What It Actually Looks Like to Build Software with AI Agents

I ship a lot of software. People notice the output but don’t see the setup behind it. Here’s what it actually looks like — 4 Claude Code installations across 2 machines, an AI agent gateway running 11 agents, and a workflow that lets me run up to 6 development sessions simultaneously.

The setup

Desktop (WSL): Two Claude Code sessions in a tmux split — one for main feature work, one for parallel tasks. Plus a local OpenClaw agent.

VPS (Hostinger): Two more Claude Code sessions with direct file access to production apps. Plus Kit and 10 other OpenClaw agents handling operations, email, and analytics.

Laptop (when mobile): Six sessions total via Tailscale — two local plus remote access to all desktop and VPS sessions.

Each tmux screen is split down the middle. Two Claude Code instances side by side. All connected through a Tailscale mesh network.

What a typical day looks like

First thing: check Kit’s overnight messages. Kit runs scheduled tasks — email processing, database backups, health checks, monitoring. If anything needs attention, there’s a Telegram message waiting. I review Kit’s scheduled task summary to see what happened while I was asleep.

Then I look at the status of current projects. Where are we up to with the sprints? Some projects are still in the initial design stage. Others are mid-sprint. Others are in review.

During the design stage, I use Plan Mode. Claude Code explores the codebase, identifies dependencies, considers approaches, and presents a structured plan. I review the plan — not code — and redirect if the approach is wrong. This takes seconds.

During each major sprint, I also enter Plan Mode to plan out what’s left. The sprint plan becomes a living document that any agent can reference — if one agent hands off to another (desktop session to VPS session, or even a different agent entirely), the plan provides continuity.

Between sprints, I invoke the Principal Architect protocol for a systems review, then the Mentor protocol for a UX review. Both are documented methodologies that any agent can execute consistently.
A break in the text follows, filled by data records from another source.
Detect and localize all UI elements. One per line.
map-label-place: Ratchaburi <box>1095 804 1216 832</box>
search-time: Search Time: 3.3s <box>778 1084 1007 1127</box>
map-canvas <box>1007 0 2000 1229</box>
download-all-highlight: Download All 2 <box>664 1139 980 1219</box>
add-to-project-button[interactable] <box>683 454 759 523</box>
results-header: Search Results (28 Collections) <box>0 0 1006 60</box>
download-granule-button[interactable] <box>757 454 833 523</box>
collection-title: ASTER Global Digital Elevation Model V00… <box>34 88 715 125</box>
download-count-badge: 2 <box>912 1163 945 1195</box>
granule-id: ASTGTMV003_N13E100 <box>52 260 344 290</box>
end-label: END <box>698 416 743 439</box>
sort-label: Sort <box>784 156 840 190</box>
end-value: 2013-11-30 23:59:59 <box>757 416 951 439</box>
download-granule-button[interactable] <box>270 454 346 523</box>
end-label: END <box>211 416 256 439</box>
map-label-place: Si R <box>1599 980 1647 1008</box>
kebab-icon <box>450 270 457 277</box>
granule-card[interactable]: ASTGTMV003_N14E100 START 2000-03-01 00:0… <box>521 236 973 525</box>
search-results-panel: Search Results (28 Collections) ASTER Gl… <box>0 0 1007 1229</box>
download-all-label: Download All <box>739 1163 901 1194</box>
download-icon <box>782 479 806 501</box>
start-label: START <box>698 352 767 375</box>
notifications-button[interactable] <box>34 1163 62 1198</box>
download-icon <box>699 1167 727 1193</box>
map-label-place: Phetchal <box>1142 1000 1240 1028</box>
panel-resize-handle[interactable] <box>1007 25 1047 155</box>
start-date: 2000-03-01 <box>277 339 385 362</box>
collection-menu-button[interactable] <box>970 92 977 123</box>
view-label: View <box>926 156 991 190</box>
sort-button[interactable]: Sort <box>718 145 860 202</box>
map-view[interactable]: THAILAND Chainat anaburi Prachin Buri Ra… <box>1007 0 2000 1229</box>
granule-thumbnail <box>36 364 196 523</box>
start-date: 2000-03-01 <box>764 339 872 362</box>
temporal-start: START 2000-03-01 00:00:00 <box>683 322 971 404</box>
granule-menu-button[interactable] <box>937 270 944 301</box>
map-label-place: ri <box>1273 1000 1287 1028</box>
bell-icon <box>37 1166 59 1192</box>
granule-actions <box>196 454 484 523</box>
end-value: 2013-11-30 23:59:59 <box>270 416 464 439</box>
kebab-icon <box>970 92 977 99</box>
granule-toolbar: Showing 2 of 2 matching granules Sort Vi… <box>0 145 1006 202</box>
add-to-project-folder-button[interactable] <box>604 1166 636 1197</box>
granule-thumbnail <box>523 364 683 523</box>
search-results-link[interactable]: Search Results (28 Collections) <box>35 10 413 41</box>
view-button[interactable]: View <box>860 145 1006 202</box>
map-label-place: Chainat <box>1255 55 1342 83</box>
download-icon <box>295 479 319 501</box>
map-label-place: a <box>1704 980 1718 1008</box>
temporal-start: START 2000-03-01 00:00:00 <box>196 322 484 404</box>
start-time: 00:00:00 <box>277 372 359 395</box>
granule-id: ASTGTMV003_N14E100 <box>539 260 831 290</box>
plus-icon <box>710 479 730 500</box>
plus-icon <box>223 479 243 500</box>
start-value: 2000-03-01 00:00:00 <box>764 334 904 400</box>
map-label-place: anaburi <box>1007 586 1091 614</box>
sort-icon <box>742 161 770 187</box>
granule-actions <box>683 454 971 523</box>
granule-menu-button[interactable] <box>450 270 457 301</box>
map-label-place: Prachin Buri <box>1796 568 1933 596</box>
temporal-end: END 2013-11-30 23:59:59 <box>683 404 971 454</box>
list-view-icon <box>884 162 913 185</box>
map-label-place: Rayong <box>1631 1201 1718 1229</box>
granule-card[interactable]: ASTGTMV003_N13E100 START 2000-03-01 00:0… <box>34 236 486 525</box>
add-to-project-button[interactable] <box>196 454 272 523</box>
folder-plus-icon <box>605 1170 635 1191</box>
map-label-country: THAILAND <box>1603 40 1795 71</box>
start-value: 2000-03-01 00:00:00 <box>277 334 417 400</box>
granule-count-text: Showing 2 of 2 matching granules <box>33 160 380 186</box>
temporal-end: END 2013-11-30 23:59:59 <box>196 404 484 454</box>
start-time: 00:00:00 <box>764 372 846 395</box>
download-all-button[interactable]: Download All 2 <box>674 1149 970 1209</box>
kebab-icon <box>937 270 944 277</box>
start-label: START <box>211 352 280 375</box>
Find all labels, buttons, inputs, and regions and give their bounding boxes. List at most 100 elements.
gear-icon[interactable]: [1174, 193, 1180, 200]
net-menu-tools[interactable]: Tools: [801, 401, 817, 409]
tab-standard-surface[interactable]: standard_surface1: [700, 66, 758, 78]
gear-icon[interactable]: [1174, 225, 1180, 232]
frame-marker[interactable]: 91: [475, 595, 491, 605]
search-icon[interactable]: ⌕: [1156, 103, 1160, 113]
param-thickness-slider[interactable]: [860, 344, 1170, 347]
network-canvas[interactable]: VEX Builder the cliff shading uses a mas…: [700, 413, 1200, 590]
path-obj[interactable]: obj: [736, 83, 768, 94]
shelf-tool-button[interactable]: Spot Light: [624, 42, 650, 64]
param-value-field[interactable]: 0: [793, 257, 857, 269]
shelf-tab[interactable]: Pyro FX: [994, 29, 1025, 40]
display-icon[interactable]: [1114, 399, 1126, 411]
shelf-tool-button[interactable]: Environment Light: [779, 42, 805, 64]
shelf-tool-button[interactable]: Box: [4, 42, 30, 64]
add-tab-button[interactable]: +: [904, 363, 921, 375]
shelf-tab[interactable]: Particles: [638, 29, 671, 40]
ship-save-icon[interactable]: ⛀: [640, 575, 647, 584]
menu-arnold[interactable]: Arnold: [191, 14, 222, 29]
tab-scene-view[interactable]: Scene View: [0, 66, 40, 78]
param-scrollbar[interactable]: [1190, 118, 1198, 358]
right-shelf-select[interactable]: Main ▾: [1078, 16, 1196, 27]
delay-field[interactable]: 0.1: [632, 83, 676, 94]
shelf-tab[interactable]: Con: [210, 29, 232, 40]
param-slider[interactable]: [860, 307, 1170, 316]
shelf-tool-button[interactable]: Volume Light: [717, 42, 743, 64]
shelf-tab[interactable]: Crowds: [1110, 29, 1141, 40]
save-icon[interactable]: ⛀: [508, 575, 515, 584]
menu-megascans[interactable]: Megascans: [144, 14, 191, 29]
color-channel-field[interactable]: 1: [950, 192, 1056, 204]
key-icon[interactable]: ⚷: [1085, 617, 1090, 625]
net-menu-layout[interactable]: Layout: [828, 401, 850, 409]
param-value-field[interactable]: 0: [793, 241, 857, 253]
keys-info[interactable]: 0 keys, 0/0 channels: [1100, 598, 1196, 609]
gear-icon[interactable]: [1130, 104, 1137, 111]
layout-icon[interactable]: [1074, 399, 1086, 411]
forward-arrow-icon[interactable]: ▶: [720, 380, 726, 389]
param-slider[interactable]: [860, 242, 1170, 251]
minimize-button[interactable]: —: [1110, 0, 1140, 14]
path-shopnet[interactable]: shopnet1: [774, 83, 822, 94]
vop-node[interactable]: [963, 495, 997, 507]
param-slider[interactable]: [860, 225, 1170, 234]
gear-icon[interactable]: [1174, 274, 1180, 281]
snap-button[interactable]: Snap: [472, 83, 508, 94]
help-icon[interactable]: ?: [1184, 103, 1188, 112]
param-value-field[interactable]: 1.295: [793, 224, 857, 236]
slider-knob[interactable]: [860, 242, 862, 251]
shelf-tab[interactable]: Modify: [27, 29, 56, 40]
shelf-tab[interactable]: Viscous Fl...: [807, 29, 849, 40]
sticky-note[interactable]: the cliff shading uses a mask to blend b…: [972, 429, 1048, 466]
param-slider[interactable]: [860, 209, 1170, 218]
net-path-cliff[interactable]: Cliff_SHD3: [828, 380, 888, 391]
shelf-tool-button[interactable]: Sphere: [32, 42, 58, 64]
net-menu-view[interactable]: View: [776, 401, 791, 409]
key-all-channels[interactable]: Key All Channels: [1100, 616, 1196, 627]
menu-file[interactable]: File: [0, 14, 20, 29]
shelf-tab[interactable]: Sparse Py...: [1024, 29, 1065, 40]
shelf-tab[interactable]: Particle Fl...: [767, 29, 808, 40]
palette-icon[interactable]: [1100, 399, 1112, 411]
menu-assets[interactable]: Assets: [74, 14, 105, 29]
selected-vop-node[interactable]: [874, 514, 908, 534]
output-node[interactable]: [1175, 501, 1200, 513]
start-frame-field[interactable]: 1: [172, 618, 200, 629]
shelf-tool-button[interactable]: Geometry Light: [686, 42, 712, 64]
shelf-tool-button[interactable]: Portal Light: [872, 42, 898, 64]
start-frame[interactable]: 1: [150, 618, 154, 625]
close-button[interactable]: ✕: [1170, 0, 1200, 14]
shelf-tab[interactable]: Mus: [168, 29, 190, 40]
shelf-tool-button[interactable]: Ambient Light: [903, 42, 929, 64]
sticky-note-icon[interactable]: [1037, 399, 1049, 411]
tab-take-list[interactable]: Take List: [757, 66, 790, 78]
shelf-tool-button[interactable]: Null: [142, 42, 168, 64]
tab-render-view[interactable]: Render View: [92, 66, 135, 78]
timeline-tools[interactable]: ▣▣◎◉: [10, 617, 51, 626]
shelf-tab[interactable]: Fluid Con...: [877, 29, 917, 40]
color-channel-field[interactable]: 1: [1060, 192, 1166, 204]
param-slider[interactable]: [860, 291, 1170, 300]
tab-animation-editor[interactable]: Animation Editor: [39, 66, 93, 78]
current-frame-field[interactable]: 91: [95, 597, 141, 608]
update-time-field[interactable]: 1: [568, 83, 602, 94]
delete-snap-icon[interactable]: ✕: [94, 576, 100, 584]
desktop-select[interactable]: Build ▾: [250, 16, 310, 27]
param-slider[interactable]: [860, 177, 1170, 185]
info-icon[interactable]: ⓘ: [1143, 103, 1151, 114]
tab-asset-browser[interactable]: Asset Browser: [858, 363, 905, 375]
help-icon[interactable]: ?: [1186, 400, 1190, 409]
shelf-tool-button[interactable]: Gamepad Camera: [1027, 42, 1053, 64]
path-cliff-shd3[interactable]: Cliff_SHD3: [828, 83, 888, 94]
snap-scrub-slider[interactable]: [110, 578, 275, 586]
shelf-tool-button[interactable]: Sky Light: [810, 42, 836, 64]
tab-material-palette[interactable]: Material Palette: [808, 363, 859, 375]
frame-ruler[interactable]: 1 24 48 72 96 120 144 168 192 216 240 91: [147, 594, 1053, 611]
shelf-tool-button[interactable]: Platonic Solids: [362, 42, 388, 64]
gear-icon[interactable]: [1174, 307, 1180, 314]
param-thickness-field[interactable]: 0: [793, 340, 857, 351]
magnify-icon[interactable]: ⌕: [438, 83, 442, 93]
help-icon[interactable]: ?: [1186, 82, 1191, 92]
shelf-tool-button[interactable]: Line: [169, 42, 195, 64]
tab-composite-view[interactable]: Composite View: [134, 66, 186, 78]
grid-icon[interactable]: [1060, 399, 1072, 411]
What makes it produce quality code

The AI models matter enormously. Claude’s latest Opus 4.6 is genuinely capable of producing excellent, working code on the first attempt. That’s the foundation.

But what takes it from “great at generating words” to “producing production-quality code with very few bugs on initial build” is the same infrastructure that human engineering teams use:

Git discipline — commit after every working change, clear messages, regular pushes
Database playbooks — SQLite WAL mode, schema migration patterns, query optimisation guidelines
Styling playbooks — documented design system with specific colour tokens, spacing, component patterns
Performance playbooks — Core Web Vitals targets, lazy loading patterns, caching strategies
Coding practices playbooks — verification pipeline, security checklist, error handling patterns

These aren’t AI-specific documents. They’re the same engineering standards any good team would maintain. The difference is that AI agents follow them consistently on every single task, consistently on every single task.

The tools that tie it together

Claw Recall indexes every conversation across all agents into a searchable database. When one agent needs context from another agent’s work, it searches memory instead of asking me to re-explain.

Shared tool documentation syncs daily to every agent. When I add a new CLI command, all 11 agents learn it within 24 hours.

Plan Mode prevents building the wrong thing. Reviewing a plan takes seconds. Reviewing wrong code takes minutes.

The economics

I routinely complete in an afternoon what used to take weeks before AI coding agents existed. Not because the AI writes code faster — though it does — but because the combination of explicit standards, plan-before-code workflow, and persistent memory means we almost never build the wrong thing, and the quality is right on the first attempt.

The real investment isn’t API tokens. It’s building reliable systems around the AI — the playbooks, the memory, the tool sync, the verification pipeline. That investment pays off every single day.